Experimental and numerical evaluation of process parameters influencing thinning and springback in incremental squaring of thin-walled copper tubes
摘要
Thin-walled polygonal tubes, particularly seamless square profiles, are widely used in heat exchange and energy transport due to their favorable strength-to-weight ratio and assembly efficiency. However, conventional manufacturing routes remain costly and inflexible, and the deformation mechanisms in incremental tube forming (ITF)—especially thinning and springback in the XY and XZ planes during circular-to-square transformation—are not yet well quantified. This study investigates these mechanisms through full-factorial ITF experiments on thin-walled copper tubes using a three-axis CNC machine with a ball-tip tool over a 16 mm forming length, supported by explicit LS-DYNA shell simulations and quadratic response surface modelling.

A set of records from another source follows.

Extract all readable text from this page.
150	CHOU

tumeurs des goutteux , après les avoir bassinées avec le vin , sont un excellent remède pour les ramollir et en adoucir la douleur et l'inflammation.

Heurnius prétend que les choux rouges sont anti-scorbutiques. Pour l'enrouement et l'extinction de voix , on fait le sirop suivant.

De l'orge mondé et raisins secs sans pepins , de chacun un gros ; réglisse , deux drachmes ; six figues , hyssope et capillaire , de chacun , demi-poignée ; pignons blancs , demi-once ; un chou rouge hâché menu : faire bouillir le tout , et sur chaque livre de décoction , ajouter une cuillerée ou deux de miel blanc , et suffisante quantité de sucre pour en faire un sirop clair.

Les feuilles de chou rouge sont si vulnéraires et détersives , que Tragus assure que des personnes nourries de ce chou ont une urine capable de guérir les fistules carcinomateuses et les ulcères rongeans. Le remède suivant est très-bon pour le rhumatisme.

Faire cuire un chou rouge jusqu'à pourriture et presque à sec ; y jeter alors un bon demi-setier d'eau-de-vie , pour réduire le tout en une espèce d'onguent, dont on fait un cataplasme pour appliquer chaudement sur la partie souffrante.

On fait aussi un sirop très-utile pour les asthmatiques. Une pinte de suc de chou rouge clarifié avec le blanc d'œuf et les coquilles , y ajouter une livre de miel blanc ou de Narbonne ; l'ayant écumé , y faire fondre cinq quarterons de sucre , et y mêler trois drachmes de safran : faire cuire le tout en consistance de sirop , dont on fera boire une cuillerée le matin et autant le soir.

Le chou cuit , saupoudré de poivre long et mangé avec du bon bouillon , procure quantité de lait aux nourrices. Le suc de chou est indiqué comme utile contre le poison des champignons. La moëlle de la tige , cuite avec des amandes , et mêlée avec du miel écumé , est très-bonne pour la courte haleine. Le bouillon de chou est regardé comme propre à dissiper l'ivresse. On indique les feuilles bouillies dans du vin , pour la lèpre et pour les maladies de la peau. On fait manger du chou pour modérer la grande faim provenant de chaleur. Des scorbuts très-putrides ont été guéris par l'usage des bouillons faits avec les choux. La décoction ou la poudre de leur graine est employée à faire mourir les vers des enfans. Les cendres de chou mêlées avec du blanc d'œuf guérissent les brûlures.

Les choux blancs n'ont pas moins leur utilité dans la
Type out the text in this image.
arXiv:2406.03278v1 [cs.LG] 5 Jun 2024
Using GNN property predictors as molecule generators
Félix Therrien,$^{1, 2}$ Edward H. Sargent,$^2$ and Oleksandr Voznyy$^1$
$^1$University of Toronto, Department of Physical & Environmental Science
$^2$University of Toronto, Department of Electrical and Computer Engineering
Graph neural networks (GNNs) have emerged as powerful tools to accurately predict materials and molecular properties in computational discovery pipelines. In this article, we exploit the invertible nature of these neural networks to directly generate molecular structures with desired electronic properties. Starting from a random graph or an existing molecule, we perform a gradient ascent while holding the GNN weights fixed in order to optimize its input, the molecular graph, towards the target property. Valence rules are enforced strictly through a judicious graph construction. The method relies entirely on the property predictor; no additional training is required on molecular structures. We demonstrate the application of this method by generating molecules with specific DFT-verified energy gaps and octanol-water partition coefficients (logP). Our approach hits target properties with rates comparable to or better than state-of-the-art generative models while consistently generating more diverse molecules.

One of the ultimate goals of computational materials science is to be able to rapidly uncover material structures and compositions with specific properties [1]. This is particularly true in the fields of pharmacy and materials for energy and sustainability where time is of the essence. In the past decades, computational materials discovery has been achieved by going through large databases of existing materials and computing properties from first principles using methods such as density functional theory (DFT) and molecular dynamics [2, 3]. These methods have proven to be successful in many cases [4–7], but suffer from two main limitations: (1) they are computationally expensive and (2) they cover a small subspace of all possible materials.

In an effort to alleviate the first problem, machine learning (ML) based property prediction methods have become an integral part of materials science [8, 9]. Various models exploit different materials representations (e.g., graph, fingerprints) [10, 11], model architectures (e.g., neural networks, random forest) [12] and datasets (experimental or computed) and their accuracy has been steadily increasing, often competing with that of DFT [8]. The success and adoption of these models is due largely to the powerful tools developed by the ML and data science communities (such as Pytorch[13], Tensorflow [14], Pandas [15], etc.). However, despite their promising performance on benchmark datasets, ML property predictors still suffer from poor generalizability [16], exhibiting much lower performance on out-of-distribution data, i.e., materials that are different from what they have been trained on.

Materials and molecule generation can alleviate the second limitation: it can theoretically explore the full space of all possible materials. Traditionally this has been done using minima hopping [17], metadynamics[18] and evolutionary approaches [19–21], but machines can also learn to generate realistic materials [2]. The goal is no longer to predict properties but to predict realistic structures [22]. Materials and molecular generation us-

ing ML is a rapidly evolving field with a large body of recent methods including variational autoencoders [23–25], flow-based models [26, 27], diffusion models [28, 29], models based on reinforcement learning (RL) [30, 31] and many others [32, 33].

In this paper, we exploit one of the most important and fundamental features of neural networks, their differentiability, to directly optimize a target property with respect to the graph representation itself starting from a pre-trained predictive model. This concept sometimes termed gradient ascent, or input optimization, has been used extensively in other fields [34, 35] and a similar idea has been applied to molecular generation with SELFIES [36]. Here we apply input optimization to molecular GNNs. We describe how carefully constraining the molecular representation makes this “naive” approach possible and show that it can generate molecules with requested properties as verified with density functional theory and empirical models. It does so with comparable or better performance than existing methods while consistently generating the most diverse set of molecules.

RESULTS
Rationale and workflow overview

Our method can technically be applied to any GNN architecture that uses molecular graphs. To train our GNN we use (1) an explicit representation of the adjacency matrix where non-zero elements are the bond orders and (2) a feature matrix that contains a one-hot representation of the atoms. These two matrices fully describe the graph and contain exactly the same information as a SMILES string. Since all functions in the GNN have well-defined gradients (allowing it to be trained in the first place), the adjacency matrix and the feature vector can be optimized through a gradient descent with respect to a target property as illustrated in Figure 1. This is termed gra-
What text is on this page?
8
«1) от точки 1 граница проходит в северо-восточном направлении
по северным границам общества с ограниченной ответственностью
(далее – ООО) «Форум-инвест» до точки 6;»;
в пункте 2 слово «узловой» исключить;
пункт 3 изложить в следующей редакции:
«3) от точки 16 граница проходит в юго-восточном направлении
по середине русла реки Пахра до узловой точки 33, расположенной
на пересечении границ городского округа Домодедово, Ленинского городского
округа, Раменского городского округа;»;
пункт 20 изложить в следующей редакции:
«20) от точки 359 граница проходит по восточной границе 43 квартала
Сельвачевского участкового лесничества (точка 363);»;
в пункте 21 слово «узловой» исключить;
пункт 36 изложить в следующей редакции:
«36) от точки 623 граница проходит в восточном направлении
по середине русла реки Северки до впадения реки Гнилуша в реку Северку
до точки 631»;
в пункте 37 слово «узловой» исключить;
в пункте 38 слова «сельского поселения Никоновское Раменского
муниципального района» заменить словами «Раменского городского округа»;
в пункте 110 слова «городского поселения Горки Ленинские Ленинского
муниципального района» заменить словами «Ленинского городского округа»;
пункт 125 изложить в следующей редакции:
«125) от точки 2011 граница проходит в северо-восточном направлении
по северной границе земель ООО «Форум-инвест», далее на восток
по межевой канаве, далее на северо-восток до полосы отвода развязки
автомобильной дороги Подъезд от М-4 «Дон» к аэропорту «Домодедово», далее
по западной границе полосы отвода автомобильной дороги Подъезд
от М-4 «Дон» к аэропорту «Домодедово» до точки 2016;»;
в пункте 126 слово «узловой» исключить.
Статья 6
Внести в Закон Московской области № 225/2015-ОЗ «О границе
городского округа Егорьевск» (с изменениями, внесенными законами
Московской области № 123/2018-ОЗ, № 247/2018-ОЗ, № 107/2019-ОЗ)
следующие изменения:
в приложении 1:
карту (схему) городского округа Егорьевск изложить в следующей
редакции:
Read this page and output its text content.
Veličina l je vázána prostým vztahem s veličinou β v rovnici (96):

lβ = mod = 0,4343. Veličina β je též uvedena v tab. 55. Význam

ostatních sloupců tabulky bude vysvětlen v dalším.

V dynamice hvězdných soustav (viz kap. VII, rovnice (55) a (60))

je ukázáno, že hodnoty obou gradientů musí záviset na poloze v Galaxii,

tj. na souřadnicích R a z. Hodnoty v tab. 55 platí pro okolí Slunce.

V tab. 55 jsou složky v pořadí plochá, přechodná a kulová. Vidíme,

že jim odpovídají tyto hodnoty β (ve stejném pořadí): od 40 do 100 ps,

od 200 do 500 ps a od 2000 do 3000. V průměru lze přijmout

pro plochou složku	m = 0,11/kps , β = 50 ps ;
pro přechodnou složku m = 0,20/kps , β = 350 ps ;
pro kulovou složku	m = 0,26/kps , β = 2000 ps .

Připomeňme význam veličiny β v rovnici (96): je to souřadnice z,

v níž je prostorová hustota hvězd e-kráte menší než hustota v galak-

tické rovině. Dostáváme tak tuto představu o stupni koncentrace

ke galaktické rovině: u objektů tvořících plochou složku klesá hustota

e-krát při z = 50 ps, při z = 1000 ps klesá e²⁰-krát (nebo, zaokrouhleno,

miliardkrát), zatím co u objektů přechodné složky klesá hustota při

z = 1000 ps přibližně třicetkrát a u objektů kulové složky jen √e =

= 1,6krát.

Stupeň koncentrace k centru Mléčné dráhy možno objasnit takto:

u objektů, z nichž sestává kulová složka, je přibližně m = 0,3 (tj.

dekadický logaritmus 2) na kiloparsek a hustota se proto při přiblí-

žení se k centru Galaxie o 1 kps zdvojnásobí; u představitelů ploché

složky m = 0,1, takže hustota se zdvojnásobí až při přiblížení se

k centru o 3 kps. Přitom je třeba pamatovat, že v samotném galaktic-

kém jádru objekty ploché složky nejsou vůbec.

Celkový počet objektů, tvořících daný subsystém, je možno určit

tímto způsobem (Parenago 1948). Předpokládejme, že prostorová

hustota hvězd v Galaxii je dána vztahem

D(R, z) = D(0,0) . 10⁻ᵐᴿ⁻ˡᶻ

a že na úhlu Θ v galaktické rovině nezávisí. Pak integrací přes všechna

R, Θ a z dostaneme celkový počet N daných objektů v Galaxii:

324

Numerical predictions show strong agreement with experimental measurements of both responses, with thickness prediction errors (MAPE) in the range of 4–5% and springback prediction errors below 3%, respectively, along with corresponding mean absolute error (MAE) values. Statistical analysis reveals a clear hierarchy of process influence: maximum thinning is governed primarily by axial feed, whereas springback exhibits nonlinear multivariate behavior dominated by radial feed, followed by axial feed and tool velocity, with significant interaction effects. The quadratic models, highly predictive for springback and sufficiently accurate for thinning, enable desirability-based multi-objective optimization, identifying 650 mm/min velocity, 0.35 mm axial feed, and 0.25 mm radial feed as an optimal operating condition. This parameter set limits thinning to approximately 0.45, reduces springback in both planes to 0.69 and 0.60, and achieves an overall desirability of nearly 0.7, thereby establishing a validated process window for defect-sensitive ITF of square tubes.